Nicht nur, dass wenige Stunden vor der Veranstaltung unwetterartige Regenschauer die Strecke in eine reine Schlammwüste verwandelten. Zu allem Überfluss hatte die Stadt Marienmünster auch noch die kleine Fußgängerbrücke über die Niese abgerissen, die vor allem von den jüngsten Radsportlern gern als Bachüberquerung angenommen wurde.
Anstatt das durch den Januar-Orkan zerstörte Geländer einfach wieder neu zu errichten, hielten es die „Städtischen“ für angebracht, das ganze Bauwerk dem Erdboden gleich zu machen. Die Tatsache, dass hier bis heute immer noch nicht für adäquaten Ersatz gesorgt wurde zeigt, welch Schildbürgerstreich man sich hier in Vörden erlaubte. Ob es im Kernort ebenfalls länger als ein Jahr gedauert hätte, ehe hier Abhilfe geschaffen worden wär, darf bezweifelt werden…

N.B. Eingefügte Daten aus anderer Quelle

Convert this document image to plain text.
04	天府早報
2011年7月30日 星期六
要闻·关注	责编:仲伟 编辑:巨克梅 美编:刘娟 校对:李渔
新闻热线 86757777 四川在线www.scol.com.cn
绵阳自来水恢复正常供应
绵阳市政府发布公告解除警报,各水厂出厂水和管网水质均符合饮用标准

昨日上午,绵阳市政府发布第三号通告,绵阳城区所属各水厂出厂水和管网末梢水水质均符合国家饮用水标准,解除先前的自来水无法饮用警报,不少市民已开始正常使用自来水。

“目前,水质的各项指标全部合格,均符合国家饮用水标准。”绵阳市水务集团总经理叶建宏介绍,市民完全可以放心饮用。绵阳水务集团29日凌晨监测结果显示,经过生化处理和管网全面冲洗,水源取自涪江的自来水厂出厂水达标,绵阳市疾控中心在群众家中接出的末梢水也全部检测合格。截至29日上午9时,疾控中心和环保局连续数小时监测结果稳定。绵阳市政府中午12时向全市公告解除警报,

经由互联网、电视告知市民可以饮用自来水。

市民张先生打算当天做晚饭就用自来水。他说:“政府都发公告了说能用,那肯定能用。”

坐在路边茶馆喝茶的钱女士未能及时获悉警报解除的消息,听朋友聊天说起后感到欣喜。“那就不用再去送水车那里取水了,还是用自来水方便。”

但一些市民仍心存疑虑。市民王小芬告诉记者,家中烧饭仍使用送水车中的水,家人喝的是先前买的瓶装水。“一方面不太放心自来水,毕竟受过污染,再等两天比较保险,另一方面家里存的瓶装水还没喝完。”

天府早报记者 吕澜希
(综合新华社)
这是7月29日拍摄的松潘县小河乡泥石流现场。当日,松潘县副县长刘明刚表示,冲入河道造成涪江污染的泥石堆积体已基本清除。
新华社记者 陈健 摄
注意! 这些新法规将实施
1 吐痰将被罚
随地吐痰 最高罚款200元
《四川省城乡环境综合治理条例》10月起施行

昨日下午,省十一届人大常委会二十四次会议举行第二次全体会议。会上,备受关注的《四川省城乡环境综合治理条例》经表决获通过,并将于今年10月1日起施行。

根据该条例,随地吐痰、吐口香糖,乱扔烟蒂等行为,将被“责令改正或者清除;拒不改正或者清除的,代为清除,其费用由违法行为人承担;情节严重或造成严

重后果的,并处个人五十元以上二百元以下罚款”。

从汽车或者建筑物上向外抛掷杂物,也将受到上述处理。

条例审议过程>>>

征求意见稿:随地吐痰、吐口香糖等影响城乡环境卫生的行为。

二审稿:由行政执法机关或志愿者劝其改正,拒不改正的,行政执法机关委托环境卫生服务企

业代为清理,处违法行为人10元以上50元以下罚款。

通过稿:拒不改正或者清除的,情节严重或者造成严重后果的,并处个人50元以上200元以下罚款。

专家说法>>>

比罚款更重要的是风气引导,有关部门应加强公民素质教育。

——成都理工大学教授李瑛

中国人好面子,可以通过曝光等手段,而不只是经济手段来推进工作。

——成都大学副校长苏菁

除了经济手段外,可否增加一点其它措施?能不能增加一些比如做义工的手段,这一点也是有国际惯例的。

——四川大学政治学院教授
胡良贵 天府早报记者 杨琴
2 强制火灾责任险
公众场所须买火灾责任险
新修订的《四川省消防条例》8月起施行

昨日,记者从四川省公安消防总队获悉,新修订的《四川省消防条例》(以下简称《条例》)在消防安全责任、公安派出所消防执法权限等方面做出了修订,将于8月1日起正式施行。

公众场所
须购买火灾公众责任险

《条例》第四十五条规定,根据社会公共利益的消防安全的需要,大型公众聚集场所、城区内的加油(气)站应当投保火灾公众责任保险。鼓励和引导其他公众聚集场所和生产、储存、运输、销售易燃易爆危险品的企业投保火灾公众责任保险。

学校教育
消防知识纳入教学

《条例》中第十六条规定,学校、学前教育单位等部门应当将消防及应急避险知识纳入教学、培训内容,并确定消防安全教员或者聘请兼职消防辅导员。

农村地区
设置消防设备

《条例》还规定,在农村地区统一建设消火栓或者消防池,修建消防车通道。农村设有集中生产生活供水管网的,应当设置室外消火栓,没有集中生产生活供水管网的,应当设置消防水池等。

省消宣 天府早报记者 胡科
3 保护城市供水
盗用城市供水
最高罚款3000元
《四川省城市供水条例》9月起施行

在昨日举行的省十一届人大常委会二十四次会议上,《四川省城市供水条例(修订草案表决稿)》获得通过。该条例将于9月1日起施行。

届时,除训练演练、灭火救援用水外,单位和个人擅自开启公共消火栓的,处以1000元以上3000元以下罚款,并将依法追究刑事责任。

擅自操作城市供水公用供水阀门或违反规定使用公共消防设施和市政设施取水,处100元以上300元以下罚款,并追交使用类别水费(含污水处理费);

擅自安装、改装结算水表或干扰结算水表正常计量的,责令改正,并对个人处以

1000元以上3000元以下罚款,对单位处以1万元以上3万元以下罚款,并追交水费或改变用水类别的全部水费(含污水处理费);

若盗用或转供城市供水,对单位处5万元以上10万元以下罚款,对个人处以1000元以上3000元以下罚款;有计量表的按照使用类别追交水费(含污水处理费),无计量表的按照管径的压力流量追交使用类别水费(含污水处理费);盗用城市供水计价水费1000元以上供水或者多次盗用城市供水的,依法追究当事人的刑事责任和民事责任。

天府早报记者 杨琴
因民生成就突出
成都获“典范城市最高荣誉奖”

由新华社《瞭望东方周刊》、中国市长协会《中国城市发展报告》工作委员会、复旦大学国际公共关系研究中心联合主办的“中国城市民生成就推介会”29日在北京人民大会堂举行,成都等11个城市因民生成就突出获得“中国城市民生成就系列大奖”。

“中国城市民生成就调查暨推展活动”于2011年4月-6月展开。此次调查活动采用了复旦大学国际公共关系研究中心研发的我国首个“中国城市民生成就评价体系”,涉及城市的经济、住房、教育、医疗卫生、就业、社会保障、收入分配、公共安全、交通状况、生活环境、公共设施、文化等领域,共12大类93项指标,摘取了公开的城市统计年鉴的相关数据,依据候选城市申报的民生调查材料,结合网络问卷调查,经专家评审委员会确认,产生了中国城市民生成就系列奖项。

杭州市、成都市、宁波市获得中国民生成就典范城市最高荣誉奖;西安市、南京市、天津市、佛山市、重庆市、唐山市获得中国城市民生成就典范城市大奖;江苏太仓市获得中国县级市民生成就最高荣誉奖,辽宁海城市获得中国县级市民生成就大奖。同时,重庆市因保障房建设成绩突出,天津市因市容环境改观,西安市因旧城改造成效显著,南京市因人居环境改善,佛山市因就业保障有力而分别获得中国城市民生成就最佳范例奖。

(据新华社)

Nichtsdestotrotz schafften es die Kollerbecker Veranstalter noch am Abend vor dem Rennen, eine Behelfsüberquerung mit Doka-Trägern und Schaltafeln aufzustellen. Hier gebührt ganz besonders dem Kollerbecker Bauunternehmer Rudolf Büker Dank, der mit Rat und Tat diese Aktion unterstützt hat.
Sportlich gesehen hat die Veranstaltung in Kollerbeck schon allein aufgrund ihres freundlichen und vom ganzen Verein getragenen Flairs einen herausragenden Stellenplatz im Veranstaltungskalender gefunden. Die Mitveranstalter der Mountainbike-Serie „Challenge-for-MTB“ sind jedenfalls immer wieder äußerst angetan von der Zuschauerresonanz und der Unterstützung durch viele Vereinsmitglieder.
Starter aus allen Teilen Ostwestfalens, aus Niedersachsen, dem Rheinland und dem Ruhrgebiet zeigen, dass der kleine Ort am Fuße des Köterbergs mittlerweile in der Szene einen Namen hat. Auch im Jahre 2008 wird es somit wieder am Pfingstsamstag ein MTB-Rennen auf dem Kollerbecker Sportgelände geben.